„Z życia roślin” Igora Gorzkowskiego i Alicji Kobielarz, w reż. autora w Teatrze Ochoty w Warszawie. Pisze Tomasz Flasiński w Teatrze dla Wszystkich.
Teatr Ochoty – omijany przez recenzentów czołowych mediów, atmosferą i gabarytami przypominający raczej skrzyżowanie domu kultury z Komuną Warszawa niż typowy teatr instytucjonalny – jest instytucją specyficzną. Dobrze tę inność oddał Szymon Kazimierczak w eseju „Młoda Ochota” („Teatr”, nr 10/2022). A mnie wprawia ona w dodatkową konfuzję, bo naprawdę do końca nie wiem, co myśleć o wystawionym tam spektaklu „Z życia roślin” w reżyserii Igora Gorzkowskiego (który jest też współautorem scenariusza, obok młodej dramaturżki Alicji Kobielarz). Co prawda, realizatorom już w żaden sposób nie zaszkodzę – przedstawienie akurat zeszło po trzyletniej eksploatacji z afisza, pokaz, na który trafiłem, był przedostatnim. Niemniej chodzę wokół tej recenzji na paluszkach, bo jakie tu przyłożyć kryteria? Te, wedle których oceniamy młodzieńczy off, czy właściwe produkcjom w zwykłym, profesjonalnym teatrze? Sam nie potrafię sobie odpowiedzieć: zły to spektakl czy dobry? Komiczny czy poważny?

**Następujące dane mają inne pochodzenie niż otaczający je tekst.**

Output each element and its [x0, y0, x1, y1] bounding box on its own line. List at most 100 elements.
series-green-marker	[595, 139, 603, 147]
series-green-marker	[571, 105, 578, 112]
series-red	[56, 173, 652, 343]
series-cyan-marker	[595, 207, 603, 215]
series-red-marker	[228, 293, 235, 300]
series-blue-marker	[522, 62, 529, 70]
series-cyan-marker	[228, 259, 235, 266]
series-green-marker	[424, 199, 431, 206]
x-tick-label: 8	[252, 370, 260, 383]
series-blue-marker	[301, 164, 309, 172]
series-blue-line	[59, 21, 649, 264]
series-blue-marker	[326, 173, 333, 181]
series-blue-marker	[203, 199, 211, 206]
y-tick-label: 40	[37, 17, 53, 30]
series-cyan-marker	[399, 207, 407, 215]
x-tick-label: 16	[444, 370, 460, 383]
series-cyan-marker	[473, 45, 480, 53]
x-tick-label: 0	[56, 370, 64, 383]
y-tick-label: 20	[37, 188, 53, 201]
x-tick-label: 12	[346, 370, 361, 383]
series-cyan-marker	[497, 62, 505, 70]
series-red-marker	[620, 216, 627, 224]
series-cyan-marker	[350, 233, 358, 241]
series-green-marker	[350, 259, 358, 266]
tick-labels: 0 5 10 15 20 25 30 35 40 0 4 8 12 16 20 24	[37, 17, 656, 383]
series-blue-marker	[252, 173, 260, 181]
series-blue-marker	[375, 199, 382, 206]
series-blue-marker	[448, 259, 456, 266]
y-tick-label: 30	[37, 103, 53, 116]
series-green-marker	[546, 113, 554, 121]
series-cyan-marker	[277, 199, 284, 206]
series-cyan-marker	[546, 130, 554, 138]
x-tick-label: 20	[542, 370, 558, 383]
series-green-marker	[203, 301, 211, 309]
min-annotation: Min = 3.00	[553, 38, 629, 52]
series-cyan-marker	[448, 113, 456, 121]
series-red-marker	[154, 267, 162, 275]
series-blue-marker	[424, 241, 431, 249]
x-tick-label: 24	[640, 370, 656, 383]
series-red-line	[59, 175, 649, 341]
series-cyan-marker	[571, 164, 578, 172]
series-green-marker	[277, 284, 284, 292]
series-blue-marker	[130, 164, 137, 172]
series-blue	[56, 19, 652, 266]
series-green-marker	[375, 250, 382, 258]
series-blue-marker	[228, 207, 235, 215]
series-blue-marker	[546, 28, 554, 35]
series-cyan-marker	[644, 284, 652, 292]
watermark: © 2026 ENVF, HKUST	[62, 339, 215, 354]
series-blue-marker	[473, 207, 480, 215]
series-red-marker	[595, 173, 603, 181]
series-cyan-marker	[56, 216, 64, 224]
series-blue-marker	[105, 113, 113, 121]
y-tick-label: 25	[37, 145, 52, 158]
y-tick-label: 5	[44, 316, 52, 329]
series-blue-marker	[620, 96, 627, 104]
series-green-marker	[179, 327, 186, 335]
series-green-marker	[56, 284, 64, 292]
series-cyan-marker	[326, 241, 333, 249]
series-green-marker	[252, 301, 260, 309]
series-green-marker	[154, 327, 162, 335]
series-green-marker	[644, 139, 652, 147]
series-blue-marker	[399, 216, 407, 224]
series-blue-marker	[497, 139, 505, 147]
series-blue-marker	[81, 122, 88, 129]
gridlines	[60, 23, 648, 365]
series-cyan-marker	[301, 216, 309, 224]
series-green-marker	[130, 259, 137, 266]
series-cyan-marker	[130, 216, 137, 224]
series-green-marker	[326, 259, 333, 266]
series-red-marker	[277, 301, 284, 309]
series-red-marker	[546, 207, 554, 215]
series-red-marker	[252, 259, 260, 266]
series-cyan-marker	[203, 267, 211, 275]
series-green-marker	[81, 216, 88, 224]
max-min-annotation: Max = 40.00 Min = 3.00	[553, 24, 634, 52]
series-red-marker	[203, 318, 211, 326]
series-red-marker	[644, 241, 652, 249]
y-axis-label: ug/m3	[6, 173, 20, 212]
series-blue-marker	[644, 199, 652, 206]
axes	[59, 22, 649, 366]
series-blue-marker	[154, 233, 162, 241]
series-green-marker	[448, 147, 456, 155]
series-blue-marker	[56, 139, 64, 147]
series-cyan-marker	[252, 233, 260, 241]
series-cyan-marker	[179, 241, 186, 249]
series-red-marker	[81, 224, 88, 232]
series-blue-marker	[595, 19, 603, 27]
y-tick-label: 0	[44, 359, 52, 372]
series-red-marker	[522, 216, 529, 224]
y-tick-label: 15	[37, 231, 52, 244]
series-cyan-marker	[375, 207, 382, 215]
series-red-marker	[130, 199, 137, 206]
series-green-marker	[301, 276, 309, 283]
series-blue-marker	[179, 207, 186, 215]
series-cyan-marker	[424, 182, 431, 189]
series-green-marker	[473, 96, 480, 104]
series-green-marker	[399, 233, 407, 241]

Opis fabuły raczej w wybrnięciu z problemu nie pomoże, ale zacznijmy od niego. Mieszczuszka (a co, niech będzie i taki feminatyw!) Gaja z powodu awarii auta ląduje w zaniedbanym po śmierci właścicielki (choć może lepsze byłoby słowo „opiekunki”) domu z ogrodem. Okazuje się, że bynajmniej nie brakuje tam lokatorów – upersonifikowanych roślin, postaci o dość różnorodnych osobowościach. Mlecz to młody (acz nader pracowity) chamuś, Rosiczka (dla przyjaciół: Rosia) igra uczuciami adoratorów płci obojga, a jednocześnie starannie skrywa głęboką emocjonalną niepewność, Niezabudka jest ciekawym wszystkiego podlotkiem. Najstarszy z tego grona Pan Tuli Pan oraz odpowiedzialny za pole Pszenica skupieni są głównie na pracy, ale ten ostatni zawsze znajdzie czas, by pouwodzić Gaję. Sama przybyła roztacza pawi ogon cytatów z literatury, olśniewa tubylców swoją innością, a jednocześnie – czego dowiadujemy się głównie z delikatnych aluzji – to osoba, która przegrała na życiowej loterii: mała córeczka zginęła w wypadku, mąż, jak się domyślamy, zostawił ją (a może ona jego?). Po pierwszych nieporozumieniach Gaja błyskawicznie wrasta w gospodarstwo, staje się wykwalifikowaną ogrodniczką – co jedni przyjmują z zachwytem, inni z obawą, że kobieta wprowadzi jakieś swoje plany i zburzy ich spokojną egzystencję. A do tego ludzie-rośliny wikłają się też w emocjonalne napięcia między sobą, Mlecz w końcu poprosi Niezabudkę o rękę, ta się zgodzi pod warunkiem, że Rosiczka obieca nie wpadać w depresję i nie histeryzować, Rosiczka słowa oczywiście nie dotrzyma. Na tle stosunku wobec Gai również nie zabraknie sporów.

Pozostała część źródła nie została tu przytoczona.